Mais uma vez, como na terapia gênica, a complexidade se faz presente, porém, relativamente mais simples por não envolver o uso de microorganismos. Há vários detalhes que fazem da terapia celular ao mesmo tempo fascinante e obscura, entre eles:
- obtenção e cultivo de células embrionárias - grande discussão ética em todo mundo, já que o feto é a melhor fonte para obter essas células.
- cultivo de células 2D vs cultivo 3D - com exceção da pele, o cultivo 2D tem aplicação in vivo limitada, geralmente, os tecidos são estruturados em forma 3D, por exemplo, o tecido ósseo.
- conhecimento parcial e ainda limitado do mecanismo de diferenciação e proliferação celular in vivo - principalmente, devido à complexidade do ambiente de crescimento celular nos seres vivos.
- como conseqüência do fator anterior, não é possível criar meios de cultivos artificiais que mimetizem os sistemas orgânicos - tenta-se estudar sistemas aproximados, cujos resultados devem ser corroborados com estudos in vivo, o que encarece bastante o processo de pesquisa.
- número limitado de biomateriais que possuem as propriedades de biocompatibilidade e bioabsorção.

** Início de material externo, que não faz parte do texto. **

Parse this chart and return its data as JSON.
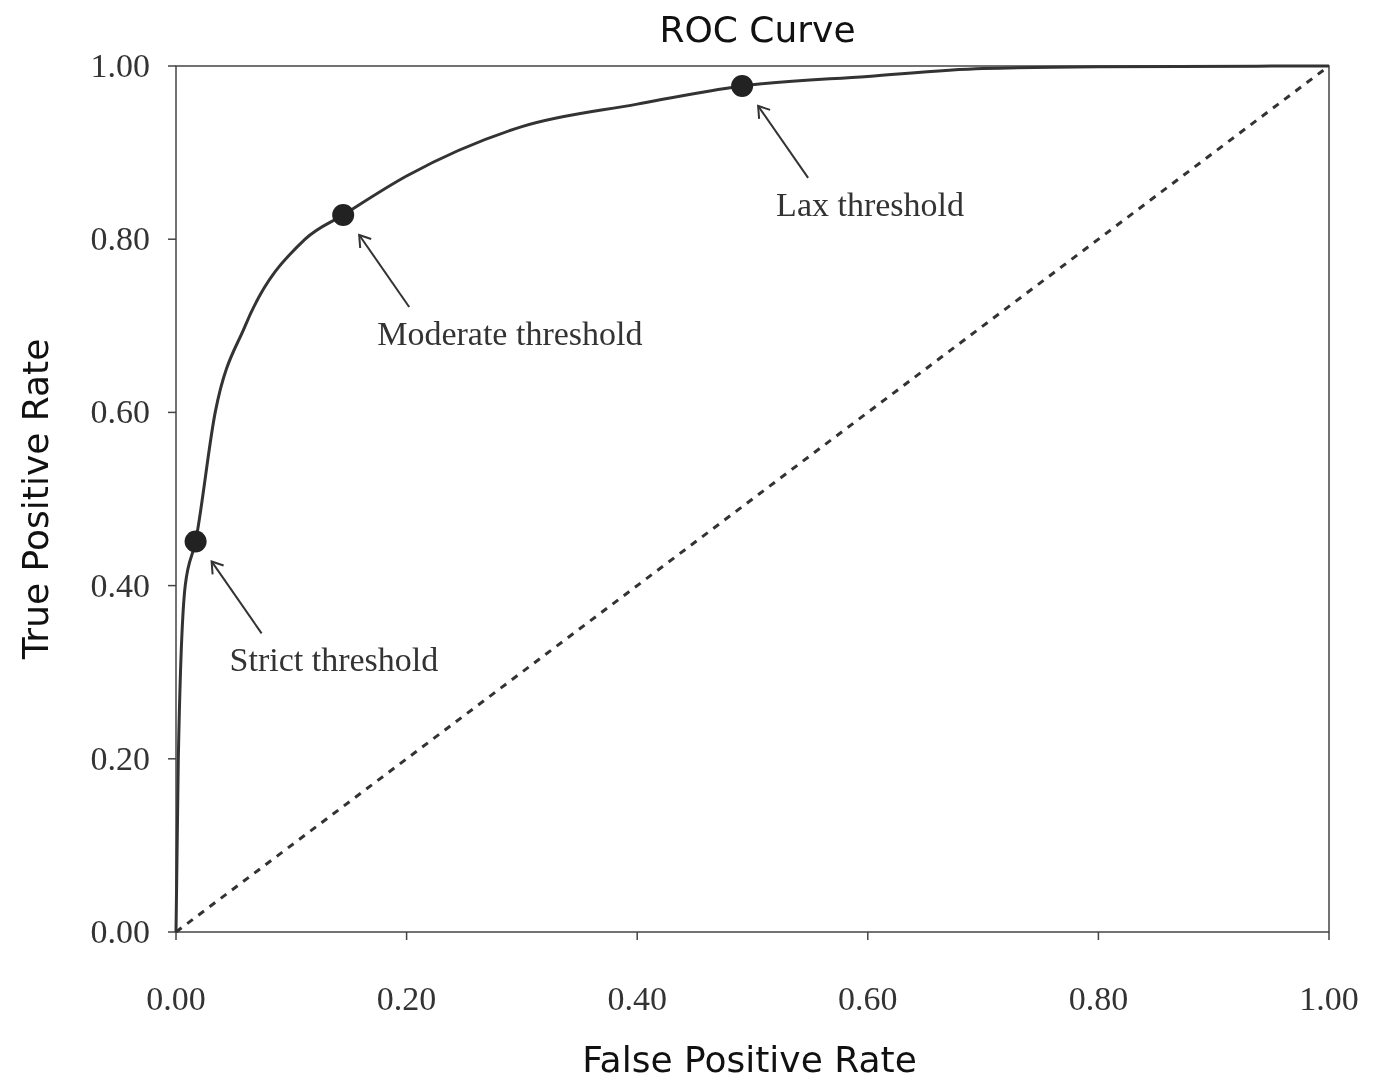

Atualmente, o campo de terapia celular mais avançada é o da osteointegração. O sistema ósseo é um dos tecidos mais importante para a vida de animais vertebrados, principalmente, para a manutenção estrutural do corpo. Portanto, o seu bom funcionamento confere uma qualidade de vida excepcional. Não para menos, esse tecido tem sofrido atenção especial pelos cientistas e vem ganhando importância com o aumento global da população idosa e de lesões causadas por esforço físico em jovéns (cultura do corpo atlético).

A terapia celular vem sendo apoiada pelo avanço tecnológico dos biomateriais usados em ortopedia. Apesar de ainda não existir um biomaterial ou sistema de crescimento celular completo ou plenamente eficiente, o mercado de ortopedia movimenta mundialmente US$ 20 bilhões, sendo a metade deste valor gasto somente nos Estados Unidos. As exportações e importações dos quatro principais grupos de biomateriais (cimentos para uso dentário ou ósseo, juntas artificiais, dentes artificiais e orgãos artificiais), situam-se em torno de US$ 4,5 bilhões com taxa de crescimento anual superior à 10%, entre 1999-2003, o que indica um mercado mundial em forte expansão.